То, куда она попала, можно было назвать садом, только если обладать развитым воображением. Крохотный квадратный пятачок, ограниченный с трех сторон оштукатуренной оградой в человеческий рост, а с четвертой – стеной домика, был завален всяческим старым хламом. Из-под него пробивался бурьян, а там, где хлама и бурьяна по какому-то недоразумению не было, торчали засохшие веники, когда-то бывшие кустами роз. Еще там были брошены два плетеных кресла, одно из них почему-то сохранило лишь три ноги, а вместо четвертой какой-то добрый человек подложил подпорку из красных кирпичей.
Кадри опустилась в кресло, натужно скрипнувшее под ее тяжестью.
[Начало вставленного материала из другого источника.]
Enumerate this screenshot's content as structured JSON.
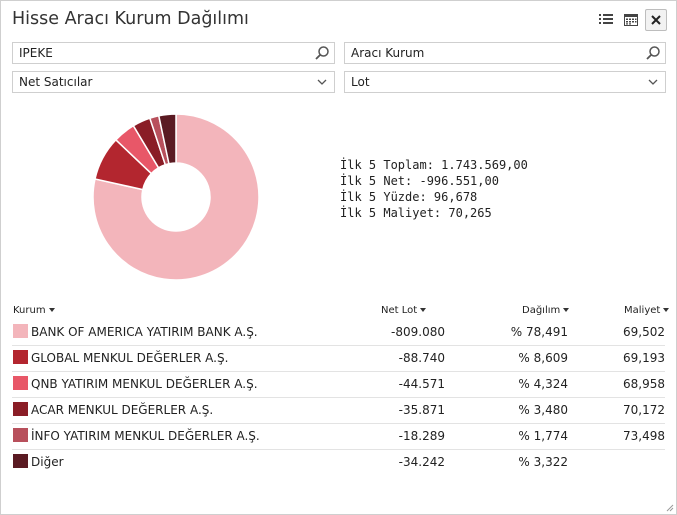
{
  "window": {
    "title": "Hisse Aracı Kurum Dağılımı",
    "icons": [
      "list-icon",
      "calendar-icon",
      "close-icon"
    ]
  },
  "filters": {
    "symbol": {
      "value": "IPEKE",
      "icon": "search-icon"
    },
    "broker": {
      "value": "Aracı Kurum",
      "icon": "search-icon"
    },
    "side": {
      "selected": "Net Satıcılar",
      "icon": "chevron-down-icon"
    },
    "unit": {
      "selected": "Lot",
      "icon": "chevron-down-icon"
    }
  },
  "summary": {
    "line1": "İlk 5 Toplam: 1.743.569,00",
    "line2": "İlk 5 Net: -996.551,00",
    "line3": "İlk 5 Yüzde: 96,678",
    "line4": "İlk 5 Maliyet: 70,265"
  },
  "table": {
    "headers": {
      "kurum": "Kurum",
      "net_lot": "Net Lot",
      "dagilim": "Dağılım",
      "maliyet": "Maliyet"
    },
    "rows": [
      {
        "name": "BANK OF AMERICA YATIRIM BANK A.Ş.",
        "net_lot": "-809.080",
        "dagilim": "% 78,491",
        "maliyet": "69,502",
        "color": "#f3b5bb"
      },
      {
        "name": "GLOBAL MENKUL DEĞERLER A.Ş.",
        "net_lot": "-88.740",
        "dagilim": "% 8,609",
        "maliyet": "69,193",
        "color": "#b3262f"
      },
      {
        "name": "QNB YATIRIM MENKUL DEĞERLER A.Ş.",
        "net_lot": "-44.571",
        "dagilim": "% 4,324",
        "maliyet": "68,958",
        "color": "#e85768"
      },
      {
        "name": "ACAR MENKUL DEĞERLER A.Ş.",
        "net_lot": "-35.871",
        "dagilim": "% 3,480",
        "maliyet": "70,172",
        "color": "#8a1d26"
      },
      {
        "name": "İNFO YATIRIM MENKUL DEĞERLER A.Ş.",
        "net_lot": "-18.289",
        "dagilim": "% 1,774",
        "maliyet": "73,498",
        "color": "#b8505c"
      },
      {
        "name": "Diğer",
        "net_lot": "-34.242",
        "dagilim": "% 3,322",
        "maliyet": "",
        "color": "#5a1a22"
      }
    ]
  },
  "chart_data": {
    "type": "pie",
    "donut": true,
    "categories": [
      "BANK OF AMERICA YATIRIM BANK A.Ş.",
      "GLOBAL MENKUL DEĞERLER A.Ş.",
      "QNB YATIRIM MENKUL DEĞERLER A.Ş.",
      "ACAR MENKUL DEĞERLER A.Ş.",
      "İNFO YATIRIM MENKUL DEĞERLER A.Ş.",
      "Diğer"
    ],
    "values": [
      78.491,
      8.609,
      4.324,
      3.48,
      1.774,
      3.322
    ],
    "colors": [
      "#f3b5bb",
      "#b3262f",
      "#e85768",
      "#8a1d26",
      "#b8505c",
      "#5a1a22"
    ]
  }
}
Халат, наброшенный на голое тело, распахнулся, плетеное сиденье в нескольких местах укололо девушку в ягодицы. Кадри поморщилась. Вот только занозы мне в задницу не хватает. Закурила, глубоко затянулась. После паузы выпустила дым, открыла пиво, глотнула пару раз и достала телефон.
– Hallo![19] – послышалось в динамике.
Кадри молчала.
– Rääkige siis![20]
– Мама, это я.
Теперь замолчала мать. Было слышно, как она тяжело, со свистом дышит в микрофон.
– Мама…
– Кадри, ты приедешь на Рождество?
– Мама, я не знаю еще.
Кадри знала. И мать знала тоже. От этого было еще тошнее, еще горче. Вот сидят разделенные тремя тысячами километров две женщины, когда-то бывшие родными – старая и стареющая. Две женщины. У одной за окном снег, на душе зима. А у другой – окна и того нет. Пыль да хлам.
– Мама, мне тринадцатую зарплату на следующей неделе переведут, я сразу вышлю…
– Tänan sind kallis[21].
– Мама, ты больше не кашляешь?
– Кашляю, меньше. Мне вчера Света звонила. У нее старшая рожает скоро.